Segundo relatos das vítimas (anexo I), esses
soldados, aparentando embriaguez, chegaram armados
à quadra de futebol e os coagiram a entrar
em um caminhão de propriedade do Exército,
para os levar à sede do Quartel do 6º
PEF de Pari-Cachoeira. Durante o trajeto, as vítimas
foram não só ameaçadas como
efetivamente agredidas, física e moralmente,
o que veio a se repetir quando desceram do veículo,
em local distinto do quartel. Durante todo o tempo
em que estiveram sob poder dos agressores, os dois
jovens foram agredidos com socos, chutes, paus,
varas e inclusive com uma palmatória! Além
da agressão física, que provocou lesões
corporais em ambas vítimas, o que foi comprovado
em exame feito na sede do Polo Base de Saúde
Indígena de Pari-Cachoeira (anexo II), as
vítimas foram objeto de agressão moral
de cunho nitidamente racista, que se concretizou
em frases como “vocês são índios,
não valem nada e merecem morrer mesmo”, dentre
outras relatadas em anexo. Relata-se ainda a coação
para o uso forçado de substância entorpecente,
de posse ilegal, portada e utilizada pelos agressores.
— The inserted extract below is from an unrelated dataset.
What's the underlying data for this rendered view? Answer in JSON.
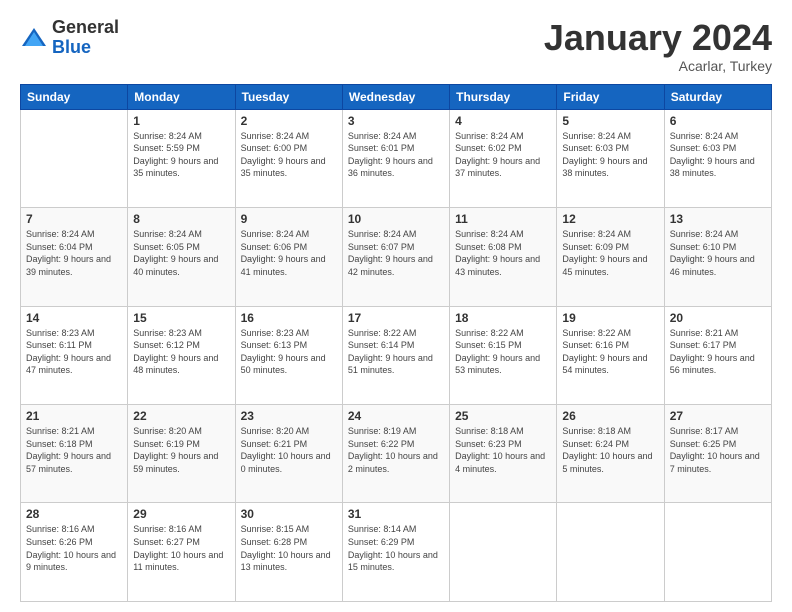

Como se vê, são fatos extremamente
graves. Dois indígenas foram violentamente
espancados, dentro de sua própria comunidade,
por agentes do exército brasileiro em pleno
exercício de seu cargo, que se utilizaram
de força e de sua suposta autoridade para
não só agredir, mas também
para ofender e humilhar as vítimas, aparentemente
pelo fato de serem indígenas. E o que é
mais grave é que esse fato, embora extremo,
não é isolado, mas a exacerbação
de um clima de desrespeito e agressividade reinante
na relação entre o Pelotão
de Fronteira e as comunidades indígenas,
situação essa que deve a qualquer
custo ser imediatamente solucionada. 2.DO DIREITO
Reza a Constituição Federal que “ninguém
será submetido a tortura, nem a tratamento
desumano ou degradante” (art.5º, III), constituindo-se
este, portanto, um direito fundamental que deve
por todos ser respeitado, notadamente pelo Estado
e por seus agentes. A lei nº 9455/97 tipifica
o crime de tortura da seguinte forma: Art. 1º
Constitui crime de tortura: I - constranger alguém
com emprego de violência ou grave ameaça,
causando-lhe sofrimento físico ou mental:
a) com o fim de obter informação,
declaração ou confissão da
vítima ou de terceira pessoa; b) para provocar
ação ou omissão de natureza
criminosa; c) em razão de discriminação
racial ou religiosa; II - submeter alguém,
sob sua guarda, poder ou autoridade, com emprego
de violência ou grave ameaça, a intenso
sofrimento físico ou mental, como forma de
aplicar castigo pessoal ou medida de caráter
preventivo. Fica claro dos fatos brevemente resumidos
acima, mas detalhadamente relatados em anexo, que
a conduta dos soldados do 6º Pelotão
de Fronteira de Pari-Cachoeira configura-se crime
de tortura, por terem eles se utilizado de seu poder
e autoridade para ameaçar e agredir dois
jovens indígenas, sem maiores razões
– como se razão houvesse para a prática
de atos de barbárie como esse ! - que a de
serem as vítimas índios. Tem-se ainda
a agravante de o crime haver sido cometido por agente
público em pleno exercício de suas
funções (art.1º, §4º).
Não há como tolerar, num Estado Democrático
de Direito, que práticas como essas se perpetuem,
que continuem existindo em pleno século XXI.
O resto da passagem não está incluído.